In 2007, though, Mr. Etete was convicted of money laundering in an unrelated case in France, and two oil companies, Royal Dutch Shell and Eni, offered to buy the drilling license. In 2011, they struck a deal to pay the Nigerian government, then led by Goodluck Jonathan, more than $1 billion for the license.
But under the agreement, according to Italian and Dutch prosecutors, most of the money was slated to go to Mr. Etete and Mr. Jonathan’s friends, and not the Nigerian government.
Nigerian officials opened an account at JPMorgan in London, and an Eni subsidiary deposited about $1.1 billion on May 25, 2011. Within days, the Nigerian officials instructed the bank to transfer the money to an account at a Swiss bank, Banca Svizzera Italiana.
When JPMorgan sent the funds, B.S.I. officials sent them right back, telling JPMorgan that they were “not comfortable” with the transfer, citing “compliance reasons.” Emails among B.S.I. employees, published in Italian court filings, show that the Swiss bank suspected that the funds were bound for Mr. Etete.
After B.S.I. rejected the transfer, JPMorgan told British regulators that it, too, harbored concerns about whether the money was headed to Mr. Etete. It was the first of six suspicious activity reports that JPMorgan sent to British regulators in relation to the Nigerian account that summer. While JPMorgan was suspicious, it did not close or freeze Nigeria’s account.
(Swiss authorities in 2016 forced B.S.I. to sell itself or shut down after finding that the bank had helped Malaysian officials illegally siphon money out of the government investment fund 1MDB.)
In July 2011, Nigerian officials requested that JPMorgan transfer the entire $1.1 billion to a Lebanese bank.
By then, a large portion of the funds had been frozen in court.
JPMorgan submitted a letter to a British judge from Nigeria’s attorney general attesting to the legitimacy of the planned Lebanese transfer. The judge released $800 million, but told JPMorgan lawyers he was concerned that “the court was about to become if not a participant in at least an aide to a money-laundering exercise,” according to a court filing.

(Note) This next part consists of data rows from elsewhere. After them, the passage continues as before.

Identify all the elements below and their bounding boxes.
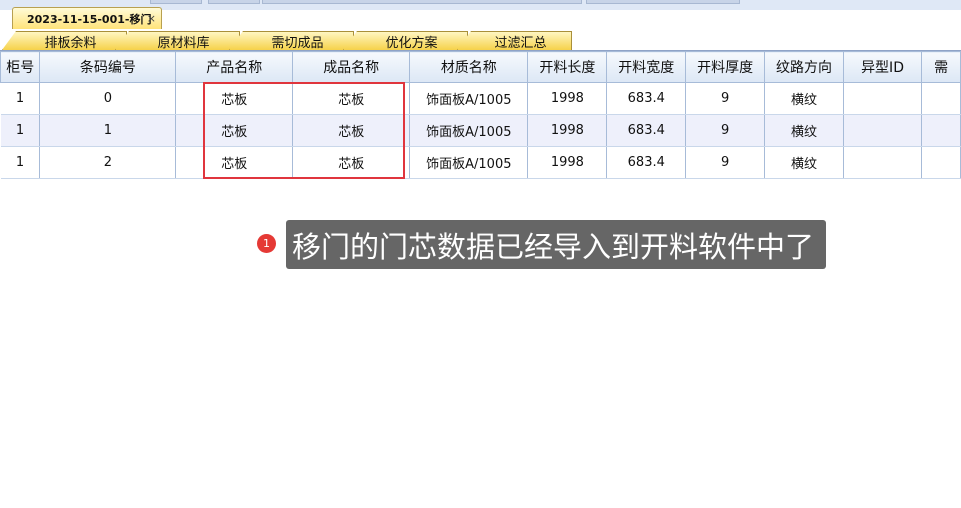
cell-cut-thickness[interactable]: 9	[685, 146, 766, 179]
tab-label: 过滤汇总	[494, 35, 547, 51]
parts-grid[interactable]: 柜号 条码编号 产品名称 成品名称 材质名称 开料长度 开料宽度 开料厚度 纹路…	[0, 51, 961, 179]
cell-cut-thickness[interactable]: 9	[685, 82, 766, 115]
sub-tab-bar: 排板余料 原材料库 需切成品 优化方案 过滤汇总	[0, 30, 961, 51]
cell-material[interactable]: 饰面板A/1005	[409, 146, 529, 179]
tab-label: 原材料库	[157, 35, 210, 51]
cell-finished-name[interactable]: 芯板	[292, 82, 411, 115]
column-header-cabinet-no[interactable]: 柜号	[0, 51, 41, 83]
cell-cut-width[interactable]: 683.4	[606, 146, 687, 179]
cell-cabinet-no[interactable]: 1	[0, 114, 41, 147]
column-header-product-name[interactable]: 产品名称	[175, 51, 294, 83]
column-header-truncated[interactable]: 需	[921, 51, 961, 83]
column-header-cut-width[interactable]: 开料宽度	[606, 51, 687, 83]
cell-grain-direction[interactable]: 横纹	[764, 114, 844, 147]
cell-cut-thickness[interactable]: 9	[685, 114, 766, 147]
cell-cut-width[interactable]: 683.4	[606, 82, 687, 115]
table-row[interactable]: 1 1 芯板 芯板 饰面板A/1005 1998 683.4 9 横纹	[0, 114, 961, 147]
cell-shape-id[interactable]	[843, 146, 923, 179]
tab-cut-products[interactable]: 需切成品	[229, 31, 354, 50]
document-tab-label: 2023-11-15-001-移门	[27, 12, 152, 26]
cell-product-name[interactable]: 芯板	[175, 146, 294, 179]
close-icon[interactable]: ×	[147, 12, 156, 26]
cell-cut-length[interactable]: 1998	[527, 82, 608, 115]
cell-shape-id[interactable]	[843, 114, 923, 147]
cell-truncated[interactable]	[921, 82, 961, 115]
annotation-text: 移门的门芯数据已经导入到开料软件中了	[292, 229, 815, 264]
annotation-callout: 移门的门芯数据已经导入到开料软件中了	[286, 220, 826, 269]
cell-cabinet-no[interactable]: 1	[0, 82, 41, 115]
cell-product-name[interactable]: 芯板	[175, 82, 294, 115]
cell-cut-length[interactable]: 1998	[527, 146, 608, 179]
cell-finished-name[interactable]: 芯板	[292, 146, 411, 179]
tab-label: 需切成品	[271, 35, 324, 51]
cell-finished-name[interactable]: 芯板	[292, 114, 411, 147]
cell-shape-id[interactable]	[843, 82, 923, 115]
cell-barcode[interactable]: 2	[39, 146, 177, 179]
document-tab[interactable]: 2023-11-15-001-移门 ×	[12, 7, 162, 29]
column-header-shape-id[interactable]: 异型ID	[842, 51, 923, 83]
cell-barcode[interactable]: 0	[39, 82, 177, 115]
document-tab-bar: 2023-11-15-001-移门 ×	[0, 4, 961, 31]
cell-truncated[interactable]	[921, 146, 961, 179]
cell-cut-width[interactable]: 683.4	[606, 114, 687, 147]
tab-label: 排板余料	[44, 35, 97, 51]
column-header-cut-thickness[interactable]: 开料厚度	[685, 51, 766, 83]
column-header-barcode[interactable]: 条码编号	[39, 51, 177, 83]
tab-optimization[interactable]: 优化方案	[343, 31, 468, 50]
cell-product-name[interactable]: 芯板	[175, 114, 294, 147]
cell-cut-length[interactable]: 1998	[527, 114, 608, 147]
column-header-cut-length[interactable]: 开料长度	[527, 51, 608, 83]
column-header-finished-name[interactable]: 成品名称	[292, 51, 411, 83]
table-row[interactable]: 1 2 芯板 芯板 饰面板A/1005 1998 683.4 9 横纹	[0, 146, 961, 179]
cell-cabinet-no[interactable]: 1	[0, 146, 41, 179]
grid-header-row: 柜号 条码编号 产品名称 成品名称 材质名称 开料长度 开料宽度 开料厚度 纹路…	[0, 51, 961, 83]
annotation-marker: 1	[257, 234, 276, 253]
cell-material[interactable]: 饰面板A/1005	[409, 82, 529, 115]
cell-truncated[interactable]	[921, 114, 961, 147]
app-window: 2023-11-15-001-移门 × 排板余料 原材料库 需切成品 优化方案 …	[0, 0, 961, 508]
tab-sheet-remnant[interactable]: 排板余料	[2, 31, 127, 50]
column-header-grain-direction[interactable]: 纹路方向	[764, 51, 844, 83]
tab-filter-summary[interactable]: 过滤汇总	[457, 31, 572, 50]
cell-material[interactable]: 饰面板A/1005	[409, 114, 529, 147]
column-header-material[interactable]: 材质名称	[409, 51, 529, 83]
tab-raw-material[interactable]: 原材料库	[115, 31, 240, 50]
table-row[interactable]: 1 0 芯板 芯板 饰面板A/1005 1998 683.4 9 横纹	[0, 82, 961, 115]
tab-label: 优化方案	[385, 35, 438, 51]
cell-grain-direction[interactable]: 横纹	[764, 82, 844, 115]
cell-barcode[interactable]: 1	[39, 114, 177, 147]
cell-grain-direction[interactable]: 横纹	[764, 146, 844, 179]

JPMorgan transferred the $800 million to Lebanon’s Banque Misr Liban. But the Lebanese bank sent the money back, saying it could not accept it without more information about the purpose of the transfer, according to a judge’s ruling in Italy and a London court filing made on behalf of Nigeria’s government.
Raymond Baker, the president of the Washington-based nonprofit advisory group Global Financial Integrity, who has followed the case of Mr. Etete’s oil license, said JPMorgan at that point should have sought a detailed explanation from Nigeria about the purpose of the wire transfers.
“There is a culture of ‘take the money, handle the money,’ regardless of other issues that might come up,” Mr. Baker said.
After the Lebanese bank rejected the money transfer, the Nigerian government asked JPMorgan to send $400 million each to accounts at two Nigerian banks held by Mr. Etete. JPMorgan again flagged the transactions as suspicious to British regulators. The regulator, Britain’s Serious Organised Crime Agency (now called the National Crime Agency), consented to the transfers, although it cautioned that the consent did not mean JPMorgan would be legally off the hook if problems with the transfers later arose, according to London court filings that cite the suspicious-activity reports.
The money transfers went through.
Two years passed, during which the Financial Times and The Economist published reports on the alleged scheme to pocket the oil money. In fall 2012, an investigator for the anti-corruption group Global Witness wrote a letter to JPMorgan’s chief executive, Jamie Dimon, asking questions about the money transfers.
In 2013, acting on another set of instructions from Nigerian government officials, JPMorgan sent the remaining $74 million in the account to one of Mr. Etete’s corporate accounts in Nigeria, according to the London court filing. The JPMorgan account had been set up as a “single purpose” account, established only to handle the money from the drilling-license agreement. Now that it was empty, it ceased to exist.